Realizado por Alfonso Cuarón, Gravidade é um filme sobre o princípio e o fim da vida humana. Em 91 minutos, temas existênciais da condição humana, como a mortalidade intrínseca, são abordados em contexto espacial. Ryan Stone (Sandra Bullock), uma engenheira que está a criar um protótipo para ser usado em contexto hospitalar e uma novata em termos de missões espaciais, acompanha Matt Kowalski (George Clooney), astronauta em fim de carreira que embarca na sua última missão para reparar o telescópio Hubble antes de se reformar. Tudo muda quando a Rússia lança um míssil para destruir um satélite seu, causando uma reacção em cadeia: pedaços colidem com outros satélites, multiplicando o número de partes metálicas em órbita e em rota de colisão com os astronautas e a sua nave (não fosse a Rússia o eterno inimigo dos E.U.A., são aqui novamente o bode expiatório). Teorias da conspiração à parte, a acumulação de lixo espacial está a tornar-se um verdadeiro problema para as missões espaciais e a crítica subjacente é mais do que pertinente.
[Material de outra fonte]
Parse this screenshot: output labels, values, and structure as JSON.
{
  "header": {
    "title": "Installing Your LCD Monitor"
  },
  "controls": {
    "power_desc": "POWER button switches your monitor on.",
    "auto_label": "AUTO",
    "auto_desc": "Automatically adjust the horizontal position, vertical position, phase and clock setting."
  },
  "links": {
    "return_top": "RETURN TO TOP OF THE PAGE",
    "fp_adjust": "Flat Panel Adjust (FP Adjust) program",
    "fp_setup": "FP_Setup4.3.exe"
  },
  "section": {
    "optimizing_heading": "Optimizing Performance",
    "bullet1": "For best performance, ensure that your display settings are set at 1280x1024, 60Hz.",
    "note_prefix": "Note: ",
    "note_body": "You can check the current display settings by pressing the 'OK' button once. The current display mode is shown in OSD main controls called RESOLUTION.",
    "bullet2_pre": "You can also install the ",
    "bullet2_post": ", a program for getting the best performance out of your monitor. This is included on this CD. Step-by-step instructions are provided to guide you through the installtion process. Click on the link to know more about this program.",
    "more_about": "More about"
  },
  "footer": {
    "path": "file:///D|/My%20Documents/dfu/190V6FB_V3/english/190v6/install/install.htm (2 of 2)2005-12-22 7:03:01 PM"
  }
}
Gravidade aborda a origem da vida, podendo ser dividido em três partes: I – ausência de vida: no espaço, onde é impossível existir vida, onde todo o pequeno deslize significa o fim da linha para os astronautas. II – gestação: o desenrolar do filme e as decisões de cada um dos astronautas confluem para um fim que potenciou uma vida (ou a continuação dela). O plano de Sandra Bullock na câmara de despressurização na Soyuz invoca um feto no ventre materno ligado à vida pelo cordão umbilical (tubo que transporta oxigénio para o fato). Neste caso a nave acaba por ser a cápsula que mantém os astronautas vivos. III – vida: a chegada à Terra e a sua evolução.
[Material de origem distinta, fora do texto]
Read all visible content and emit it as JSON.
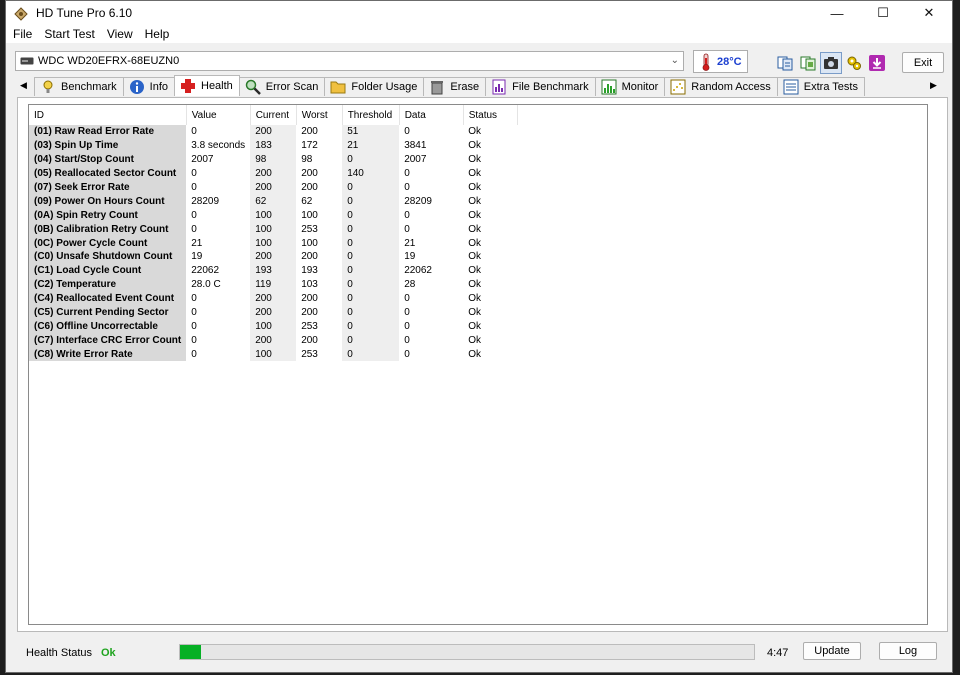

Uma possível interpretação da cena da entrada da cápsula de fuga no planeta, bem como dos detritos da nave, é uma ilustração da teoria da Panspermia, que consiste na hipótese de que a vida foi trazida à Terra do espaço em meteoritos que abrigavam formas de vida primárias. Oferecendo condições propícias para o desenvolvimento da vida, foi em meio aquático (a cápsula caí no oceano e é nesse ambiente que a vida ou se adapta ou morre) que primeiramente se desenvolveram moléculas complexas que originaram os primeiros organismos, e só depois a vida se desenvolveu em terra, tal como o indicia o plano sequência meticulosamente estruturado no final do filme.
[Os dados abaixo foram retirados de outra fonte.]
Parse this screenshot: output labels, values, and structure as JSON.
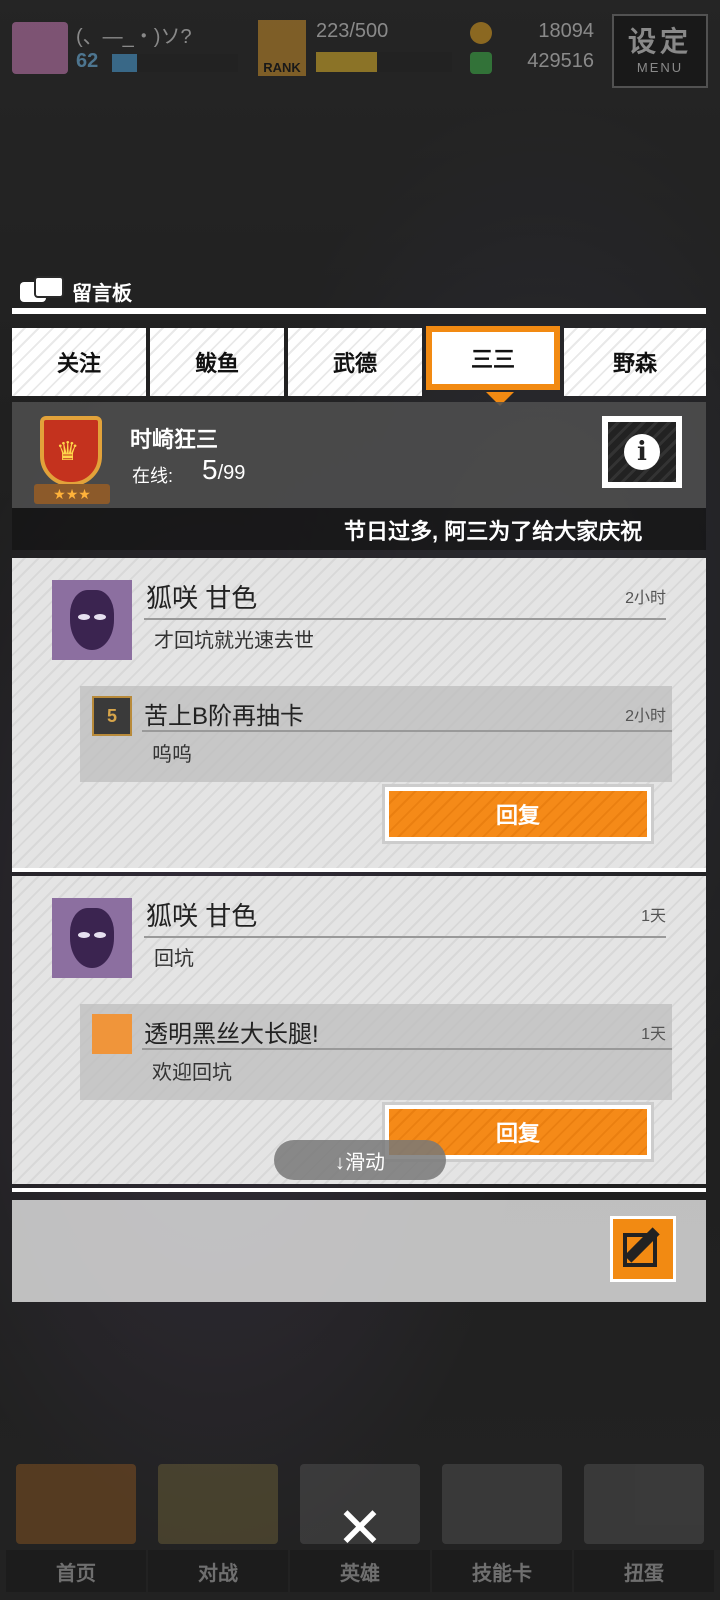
{
  "topbar": {
    "player_name": "(、—_・)ソ?",
    "level": "62",
    "level_progress": 0.2,
    "rank_label": "RANK",
    "stamina": "223/500",
    "stamina_progress": 0.45,
    "coins": "18094",
    "gems": "429516",
    "menu_big": "设定",
    "menu_small": "MENU"
  },
  "board": {
    "title": "留言板",
    "tabs": [
      "关注",
      "鲅鱼",
      "武德",
      "三三",
      "野森"
    ],
    "active_tab": 3
  },
  "guild": {
    "name": "时崎狂三",
    "online_label": "在线:",
    "online_count": "5",
    "online_max": "/99",
    "stars": "★★★",
    "ticker": "节日过多, 阿三为了给大家庆祝"
  },
  "posts": [
    {
      "author": "狐咲 甘色",
      "time": "2小时",
      "message": "才回坑就光速去世",
      "reply": {
        "author": "苦上B阶再抽卡",
        "time": "2小时",
        "message": "呜呜",
        "badge": "5"
      },
      "reply_button": "回复"
    },
    {
      "author": "狐咲 甘色",
      "time": "1天",
      "message": "回坑",
      "reply": {
        "author": "透明黑丝大长腿!",
        "time": "1天",
        "message": "欢迎回坑"
      },
      "reply_button": "回复"
    }
  ],
  "scroll_hint": "↓滑动",
  "bottom_nav": [
    "首页",
    "对战",
    "英雄",
    "技能卡",
    "扭蛋"
  ],
  "colors": {
    "accent": "#f28a12"
  }
}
Chegando à Terra a teoria é outra e avançamos milhares de anos até à espécie humana. A teoria é a da Evolução das Espécies, proposta por Charles Darwin e a antropogênese, ou evolução humana: vemos um ser humano a tentar erguer-se, adoptando várias posições, relembrando a evolução do Australopitecos até ao Homo Erectus e ao Homo Sapiens Sapiens, finalizando com um grande plano contra-picado, dos pés até à altura máxima do Homem, enaltecendo a verticalidade humana e o seu domínio sobre o planeta. A corroborar esta ideia há o pormenor de uma fotografia a preto e branco de Darwin colada na nave Soyuz, (na imagem infra surge debaixo do pulso de Bullock) assim como a semelhança da área onde a cápsula aterra com as ilhas Galápagos.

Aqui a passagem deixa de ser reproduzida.